Gebouwen De vele Nutsactiviteiten hadden ook accommodaties nodig, en waren ondergebracht in diverse scholen, bankgebouwen en zalen. In Zaandam had men behoefte aan een centraal gebouw, dat er kwam in 1871 in de Kerkbuurt aan de Oostzijde. In 1903 bouwde het departement het bestaande Nutsgebouw aan de Czaar Peterstraat, hoek Krimp. Hierin vonden vele activiteiten plaats: spaarbank. Vereniging tot Plaatselijk Nut, hulpbank, volkszangschool, bibliotheek, lezingen, enz., een opmerkelijk sociaal-cultureel centrum, dat ook door andere verenigingen werd gebruikt. Zoals gezegd betrok de spaarbank in 1928 een eigen gebouw.

De bestaande Nutsdepartementen houden zich thans voornamelijk bezig met het organiseren van culturele en educatieve bijeenkomsten.

Archieven In het gemeente archief van Zaanstad bevinden zich de archieven van de departementen Assendelft (1837-1857, uitsluitend notulen), Koog-Zaandijk (1788-1979. compleet), Krommenie (18041968, niet compleet), Westzaan (1828-1906, compleet).

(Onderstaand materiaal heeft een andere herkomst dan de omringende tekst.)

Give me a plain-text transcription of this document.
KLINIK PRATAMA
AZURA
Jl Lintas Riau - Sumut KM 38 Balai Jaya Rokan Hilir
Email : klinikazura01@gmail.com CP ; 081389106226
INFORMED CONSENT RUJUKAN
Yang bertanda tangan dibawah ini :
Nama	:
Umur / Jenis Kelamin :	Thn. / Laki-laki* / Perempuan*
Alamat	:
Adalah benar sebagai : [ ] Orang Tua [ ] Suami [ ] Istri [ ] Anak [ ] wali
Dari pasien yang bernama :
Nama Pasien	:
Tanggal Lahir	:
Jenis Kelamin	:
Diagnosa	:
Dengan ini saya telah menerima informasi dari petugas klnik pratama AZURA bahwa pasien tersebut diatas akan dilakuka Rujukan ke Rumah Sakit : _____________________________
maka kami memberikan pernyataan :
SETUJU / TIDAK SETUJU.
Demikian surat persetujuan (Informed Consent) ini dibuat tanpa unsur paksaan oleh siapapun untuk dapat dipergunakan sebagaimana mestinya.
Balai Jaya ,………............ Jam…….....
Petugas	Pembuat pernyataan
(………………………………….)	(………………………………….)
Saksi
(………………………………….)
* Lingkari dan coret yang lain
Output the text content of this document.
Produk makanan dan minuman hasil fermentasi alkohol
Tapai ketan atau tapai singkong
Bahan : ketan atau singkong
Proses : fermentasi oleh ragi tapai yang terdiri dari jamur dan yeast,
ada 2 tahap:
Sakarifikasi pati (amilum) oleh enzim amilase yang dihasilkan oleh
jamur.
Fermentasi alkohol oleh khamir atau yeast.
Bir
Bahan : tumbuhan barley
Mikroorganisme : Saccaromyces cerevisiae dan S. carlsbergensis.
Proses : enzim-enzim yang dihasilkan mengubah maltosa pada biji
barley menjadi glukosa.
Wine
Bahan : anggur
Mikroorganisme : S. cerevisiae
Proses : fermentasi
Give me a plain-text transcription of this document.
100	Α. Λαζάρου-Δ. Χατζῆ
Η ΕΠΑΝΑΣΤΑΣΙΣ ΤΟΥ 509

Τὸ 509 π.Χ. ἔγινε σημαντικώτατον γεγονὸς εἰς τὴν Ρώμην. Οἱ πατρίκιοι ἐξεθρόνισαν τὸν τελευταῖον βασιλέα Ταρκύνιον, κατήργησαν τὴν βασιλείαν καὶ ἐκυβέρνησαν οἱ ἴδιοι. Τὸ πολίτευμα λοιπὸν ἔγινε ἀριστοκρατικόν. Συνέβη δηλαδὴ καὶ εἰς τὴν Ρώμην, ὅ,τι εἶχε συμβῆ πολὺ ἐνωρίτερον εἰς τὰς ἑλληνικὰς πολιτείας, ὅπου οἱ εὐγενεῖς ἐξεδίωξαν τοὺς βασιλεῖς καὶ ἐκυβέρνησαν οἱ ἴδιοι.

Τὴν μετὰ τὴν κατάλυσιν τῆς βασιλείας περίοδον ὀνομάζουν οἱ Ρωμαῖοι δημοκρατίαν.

Het archief van het departement Zaandam berust bij het departement. De archieven van de departementen Wormer en Jisp, en Wormerveer (uitsluitend notulen resp. van 1879-1927 en 1868-1911) zijn aanwezig in het archief van het hoofdbestuur der Maatschappij. Overige archiefstukken van deze departementen zijn onbekend, hetgeen ook geldt voor het archief van het departement Oostzaan. Betreffende de Zaanse departementen bevinden zich vele gegevens (jaarverslagen en dergelijke) in het omvangrijke archief (P.A. 211) van het hoofdbestuur, ondergebracht in het gemeente archief van Amsterdam.

Zie ook: →Economische geschiedenis 3.2.3.

P.N. Helsloot

Bronnen: R. Abercrombie jr.. Geschiedkundig overzicht Nutsspaarbank Koog-Zaandijk 1818-1918, Koog aan de Zaan 1918; Dr H Minderhoud, Honderdvijftig jaren Nutswerk van het departement Zaandam der Maatschappij, 1789-1939, Zaandam 1939; D.H. van Vliet, Het feestelijk Nut, Het departement Krommenie, 1804-1979, Krommenie 1979; Kort overzicht van het ontstaan en de ontwikkeling van de Nutsspaarbank te Zaandam ter gelegenheid van haar 100-jarig bestaan, 1826-25 october 1926, z.j.; Overzicht van de Nutsspaarbank te Zaandam 1826-1951 (125-jarig bestaan), Zaandam 1951; Om het algemeen volksgeluk. Twee eeuwen particulier initiatief, 1784-1984, Redaktie drs. W.W. Mijnhardt en prof. dr. A J Wichers, Edam 1984.